Regardless of whether Dodd was injured or not, he was supposed to be there on Sunday and he wasn’t. Paul Kuharsky reported that Rishard Matthews, another player that ended minicamp as a limited participant, was excused from the Sunday report group and will instead be reporting with the rest of the team on Wednesday. Matthews did not receive the same designation that Dodd did so that tells us, at the very least, that Dodd has failed to communicate his absence with the team.

If Dodd is, in fact, going through some serious personal issue then it is on the Titans to at least provide some vague statement that protects him from undue criticism while protecting his privacy. The team has to be aware of how this would be received by the fan base. However, without such a statement, the most logical explanation for this designation is that Dodd is simply no-showing for camp.

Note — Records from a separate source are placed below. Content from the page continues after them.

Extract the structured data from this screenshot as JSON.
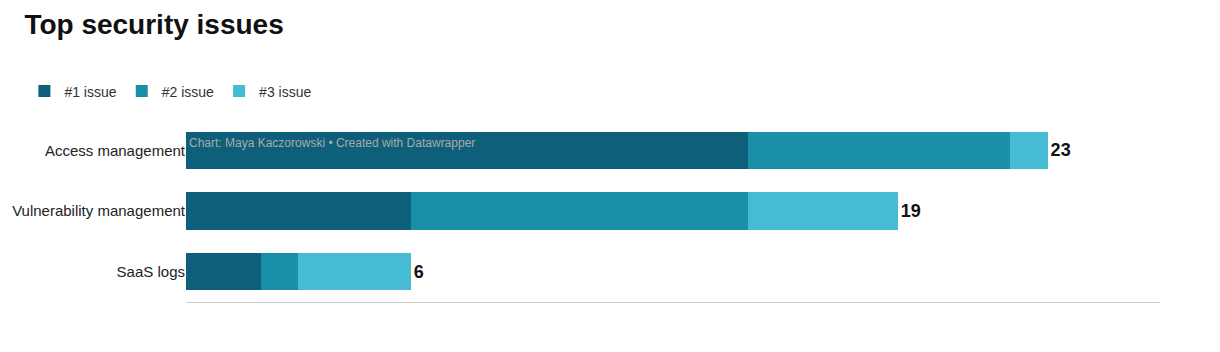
{
  "chart_data": {
    "type": "bar",
    "title": "Top security issues",
    "orientation": "horizontal",
    "stacked": true,
    "categories": [
      "Access management",
      "Vulnerability management",
      "SaaS logs"
    ],
    "series": [
      {
        "name": "#1 issue",
        "color": "#0d5f7a",
        "values": [
          15,
          6,
          2
        ]
      },
      {
        "name": "#2 issue",
        "color": "#1a8fa8",
        "values": [
          7,
          9,
          1
        ]
      },
      {
        "name": "#3 issue",
        "color": "#45bcd4",
        "values": [
          1,
          4,
          3
        ]
      }
    ],
    "totals": [
      23,
      19,
      6
    ],
    "xlim": [
      0,
      26
    ],
    "tick_labels": "y",
    "grid": false,
    "legend": "top left",
    "annotations": [
      "Chart: Maya Kaczorowski • Created with Datawrapper"
    ]
  }
}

If that’s the case, it’s time for the team to move on from Dodd. He has become nothing more than a walking distraction. The Did Not Report designation will guarantee that one of the first questions asked of Mike Vrabel when they open camp will be about Dodd. For a guy who is currently — at best — the 5th outside linebacker on the team, the player isn’t worth the headache anymore. Dodd won’t have any trade value — short of maybe a conditional 7th — given his lack of production on the field and now questions surrounding his level of commitment.

I’ve seen some suggest that the team should hold on to him right up until the 53-man roster deadline before cutting him as a way of getting back at him and limiting his chances at catching on elsewhere, but that only allows the distraction to drag on. Additionally, being vindictive towards a player is a bad look for a franchise no matter what the player has done, and nothing that Dodd has done rises to the level of that kind of reaction.

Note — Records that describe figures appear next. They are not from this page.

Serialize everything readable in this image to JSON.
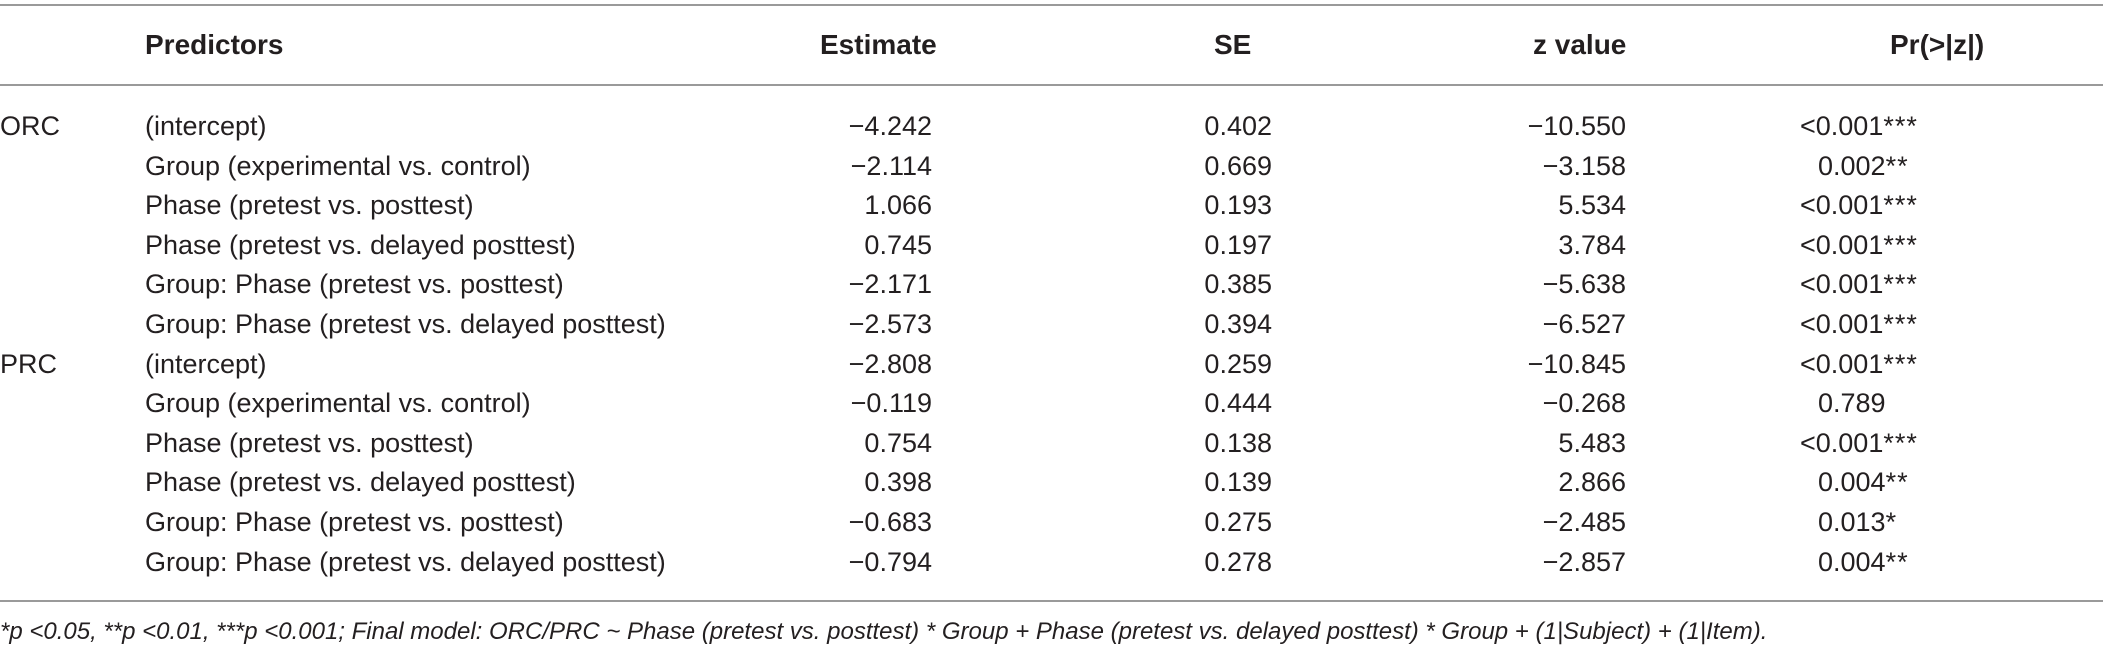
{
  "table": {
    "headers": {
      "predictors": "Predictors",
      "estimate": "Estimate",
      "se": "SE",
      "z_value": "z value",
      "p_value": "Pr(>|z|)"
    },
    "groups": [
      {
        "label": "ORC",
        "rows": [
          {
            "predictor": "(intercept)",
            "estimate": "−4.242",
            "se": "0.402",
            "z": "−10.550",
            "p": "<0.001",
            "sig": "***"
          },
          {
            "predictor": "Group (experimental vs. control)",
            "estimate": "−2.114",
            "se": "0.669",
            "z": "−3.158",
            "p": "0.002",
            "sig": "**"
          },
          {
            "predictor": "Phase (pretest vs. posttest)",
            "estimate": "1.066",
            "se": "0.193",
            "z": "5.534",
            "p": "<0.001",
            "sig": "***"
          },
          {
            "predictor": "Phase (pretest vs. delayed posttest)",
            "estimate": "0.745",
            "se": "0.197",
            "z": "3.784",
            "p": "<0.001",
            "sig": "***"
          },
          {
            "predictor": "Group: Phase (pretest vs. posttest)",
            "estimate": "−2.171",
            "se": "0.385",
            "z": "−5.638",
            "p": "<0.001",
            "sig": "***"
          },
          {
            "predictor": "Group: Phase (pretest vs. delayed posttest)",
            "estimate": "−2.573",
            "se": "0.394",
            "z": "−6.527",
            "p": "<0.001",
            "sig": "***"
          }
        ]
      },
      {
        "label": "PRC",
        "rows": [
          {
            "predictor": "(intercept)",
            "estimate": "−2.808",
            "se": "0.259",
            "z": "−10.845",
            "p": "<0.001",
            "sig": "***"
          },
          {
            "predictor": "Group (experimental vs. control)",
            "estimate": "−0.119",
            "se": "0.444",
            "z": "−0.268",
            "p": "0.789",
            "sig": ""
          },
          {
            "predictor": "Phase (pretest vs. posttest)",
            "estimate": "0.754",
            "se": "0.138",
            "z": "5.483",
            "p": "<0.001",
            "sig": "***"
          },
          {
            "predictor": "Phase (pretest vs. delayed posttest)",
            "estimate": "0.398",
            "se": "0.139",
            "z": "2.866",
            "p": "0.004",
            "sig": "**"
          },
          {
            "predictor": "Group: Phase (pretest vs. posttest)",
            "estimate": "−0.683",
            "se": "0.275",
            "z": "−2.485",
            "p": "0.013",
            "sig": "*"
          },
          {
            "predictor": "Group: Phase (pretest vs. delayed posttest)",
            "estimate": "−0.794",
            "se": "0.278",
            "z": "−2.857",
            "p": "0.004",
            "sig": "**"
          }
        ]
      }
    ],
    "footnote": "*p <0.05, **p <0.01, ***p <0.001; Final model: ORC/PRC ~ Phase (pretest vs. posttest) * Group + Phase (pretest vs. delayed posttest) * Group + (1|Subject) + (1|Item)."
  }
}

I held on to hope for Dodd longer than most. The flashes he showed early in his rookie season — the Lions game in particular — were very promising at times. It’s easy to look back now and criticize the pick — the Titans should have taken Myles Jack, Michael Thomas, Chris Jones, Xavien Howard, etc, etc, etc — but lots of analysts had first round grades on Kevin Dodd coming in to the draft. It’s fair to wonder if this would have been the result if Dodd had not suffered the foot injury that essentially robbed him of his first two offseasons as a pro.

In that sense, I feel bad for him. The injury was clearly mishandled by the former coaching staff who essentially called him out for being soft in the media before recognizing that he actually needed a second operation on his foot following his rookie season. Those were bad breaks, but Dodd has not responded to that adversity well. Missing voluntary OTAs isn’t a big deal for most players — they are voluntary after all — but for a guy that was coming off two very disappointing seasons and was needing a good offseason to stake a claim to a role on this team, missing a chance to work with his new coaches was downright baffling.

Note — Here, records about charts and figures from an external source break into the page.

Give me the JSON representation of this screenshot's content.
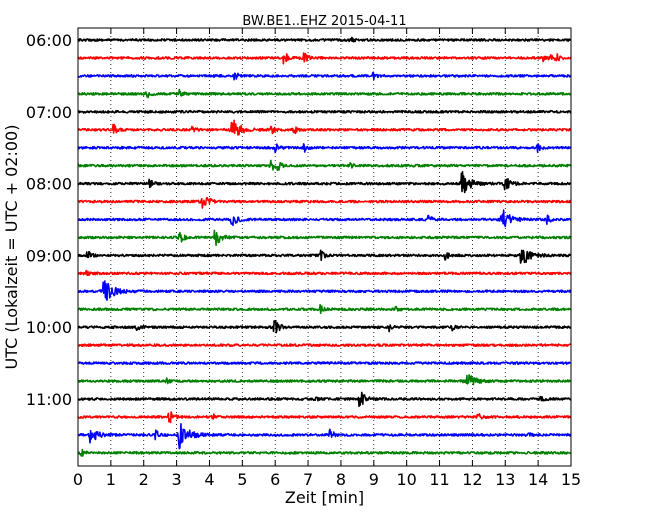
{
  "chart_data": {
    "type": "line",
    "title": "BW.BE1..EHZ 2015-04-11",
    "xlabel": "Zeit  [min]",
    "ylabel": "UTC (Lokalzeit = UTC + 02:00)",
    "xlim": [
      0,
      15
    ],
    "x_ticks": [
      "0",
      "1",
      "2",
      "3",
      "4",
      "5",
      "6",
      "7",
      "8",
      "9",
      "10",
      "11",
      "12",
      "13",
      "14",
      "15"
    ],
    "y_tick_labels": [
      "06:00",
      "07:00",
      "08:00",
      "09:00",
      "10:00",
      "11:00"
    ],
    "grid": "vertical dotted",
    "trace_colors": [
      "#000000",
      "#ff0000",
      "#0000ff",
      "#008000"
    ],
    "rows_start": "06:00",
    "row_minutes": 15,
    "traces": [
      {
        "start": "06:00",
        "color": "#000000",
        "events": [
          {
            "t": 8.3,
            "a": 0.3
          }
        ]
      },
      {
        "start": "06:15",
        "color": "#ff0000",
        "events": [
          {
            "t": 6.3,
            "a": 0.6
          },
          {
            "t": 6.9,
            "a": 0.5
          },
          {
            "t": 14.2,
            "a": 0.3
          },
          {
            "t": 14.4,
            "a": 0.3
          },
          {
            "t": 14.6,
            "a": 0.3
          }
        ]
      },
      {
        "start": "06:30",
        "color": "#0000ff",
        "events": [
          {
            "t": 4.8,
            "a": 0.4
          },
          {
            "t": 9.0,
            "a": 0.3
          }
        ]
      },
      {
        "start": "06:45",
        "color": "#008000",
        "events": [
          {
            "t": 2.1,
            "a": 0.5
          },
          {
            "t": 3.1,
            "a": 0.4
          }
        ]
      },
      {
        "start": "07:00",
        "color": "#000000",
        "events": []
      },
      {
        "start": "07:15",
        "color": "#ff0000",
        "events": [
          {
            "t": 1.1,
            "a": 0.5
          },
          {
            "t": 3.5,
            "a": 0.3
          },
          {
            "t": 4.7,
            "a": 1.2
          },
          {
            "t": 5.9,
            "a": 0.4
          },
          {
            "t": 6.6,
            "a": 0.4
          }
        ]
      },
      {
        "start": "07:30",
        "color": "#0000ff",
        "events": [
          {
            "t": 6.0,
            "a": 0.5
          },
          {
            "t": 6.9,
            "a": 0.4
          },
          {
            "t": 14.0,
            "a": 0.4
          }
        ]
      },
      {
        "start": "07:45",
        "color": "#008000",
        "events": [
          {
            "t": 5.9,
            "a": 0.5
          },
          {
            "t": 6.1,
            "a": 0.4
          },
          {
            "t": 8.3,
            "a": 0.2
          }
        ]
      },
      {
        "start": "08:00",
        "color": "#000000",
        "events": [
          {
            "t": 2.2,
            "a": 0.4
          },
          {
            "t": 11.7,
            "a": 1.2
          },
          {
            "t": 13.0,
            "a": 0.8
          }
        ]
      },
      {
        "start": "08:15",
        "color": "#ff0000",
        "events": [
          {
            "t": 3.8,
            "a": 0.9
          }
        ]
      },
      {
        "start": "08:30",
        "color": "#0000ff",
        "events": [
          {
            "t": 4.7,
            "a": 0.7
          },
          {
            "t": 10.7,
            "a": 0.4
          },
          {
            "t": 12.9,
            "a": 1.2
          },
          {
            "t": 14.3,
            "a": 0.4
          }
        ]
      },
      {
        "start": "08:45",
        "color": "#008000",
        "events": [
          {
            "t": 3.1,
            "a": 0.6
          },
          {
            "t": 4.2,
            "a": 0.8
          }
        ]
      },
      {
        "start": "09:00",
        "color": "#000000",
        "events": [
          {
            "t": 0.3,
            "a": 0.5
          },
          {
            "t": 7.4,
            "a": 0.5
          },
          {
            "t": 11.2,
            "a": 0.4
          },
          {
            "t": 13.5,
            "a": 1.2
          }
        ]
      },
      {
        "start": "09:15",
        "color": "#ff0000",
        "events": [
          {
            "t": 0.3,
            "a": 0.3
          }
        ]
      },
      {
        "start": "09:30",
        "color": "#0000ff",
        "events": [
          {
            "t": 0.8,
            "a": 1.4
          }
        ]
      },
      {
        "start": "09:45",
        "color": "#008000",
        "events": [
          {
            "t": 7.4,
            "a": 0.4
          },
          {
            "t": 9.7,
            "a": 0.2
          }
        ]
      },
      {
        "start": "10:00",
        "color": "#000000",
        "events": [
          {
            "t": 1.8,
            "a": 0.4
          },
          {
            "t": 6.0,
            "a": 0.7
          },
          {
            "t": 9.5,
            "a": 0.4
          },
          {
            "t": 11.4,
            "a": 0.4
          }
        ]
      },
      {
        "start": "10:15",
        "color": "#ff0000",
        "events": []
      },
      {
        "start": "10:30",
        "color": "#0000ff",
        "events": []
      },
      {
        "start": "10:45",
        "color": "#008000",
        "events": [
          {
            "t": 2.7,
            "a": 0.3
          },
          {
            "t": 11.8,
            "a": 1.1
          }
        ]
      },
      {
        "start": "11:00",
        "color": "#000000",
        "events": [
          {
            "t": 7.2,
            "a": 0.3
          },
          {
            "t": 8.6,
            "a": 0.8
          },
          {
            "t": 14.1,
            "a": 0.2
          }
        ]
      },
      {
        "start": "11:15",
        "color": "#ff0000",
        "events": [
          {
            "t": 2.8,
            "a": 0.6
          },
          {
            "t": 4.1,
            "a": 0.3
          },
          {
            "t": 12.2,
            "a": 0.3
          }
        ]
      },
      {
        "start": "11:30",
        "color": "#0000ff",
        "events": [
          {
            "t": 0.4,
            "a": 0.9
          },
          {
            "t": 2.4,
            "a": 0.5
          },
          {
            "t": 3.1,
            "a": 1.4
          },
          {
            "t": 7.7,
            "a": 0.5
          },
          {
            "t": 13.7,
            "a": 0.3
          }
        ]
      },
      {
        "start": "11:45",
        "color": "#008000",
        "events": [
          {
            "t": 0.1,
            "a": 0.4
          }
        ]
      }
    ]
  }
}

All that being said, he currently stands as the biggest miss of the Jon Robinson era by far. Robinson has balanced that miss by having two All-Pros — Jack Conklin and Kevin Byard — in that same draft class so it certainly doesn’t sting quite as bad as it could have. All general managers have misses — even the great Bill Belichick isn’t batting 1.000 — so as long as the hits continue to be Conklin-Byard level, the Dodd’s won’t matter that much. The one thing that Robinson cannot afford to do is allow his pride to get in the way of making the right decision on Dodd though. I don’t expect that it will. He essentially owned up to a miss already this offseason by dumping Sly Williams just one year in to a 3-year deal so we know that he’s not afraid to admit a mistake and move on.

The team won’t save much money by cutting Dodd, but it can simultaneously remove a distraction and send a message to the rest of the roster about the kind of commitment level they expect. Mike Vrabel has said that he will treat players the same way they treat the team. It is apparent that Kevin Dodd has quit on the Titans so it’s time for Mike Vrabel and Jon Robinson to quit on him.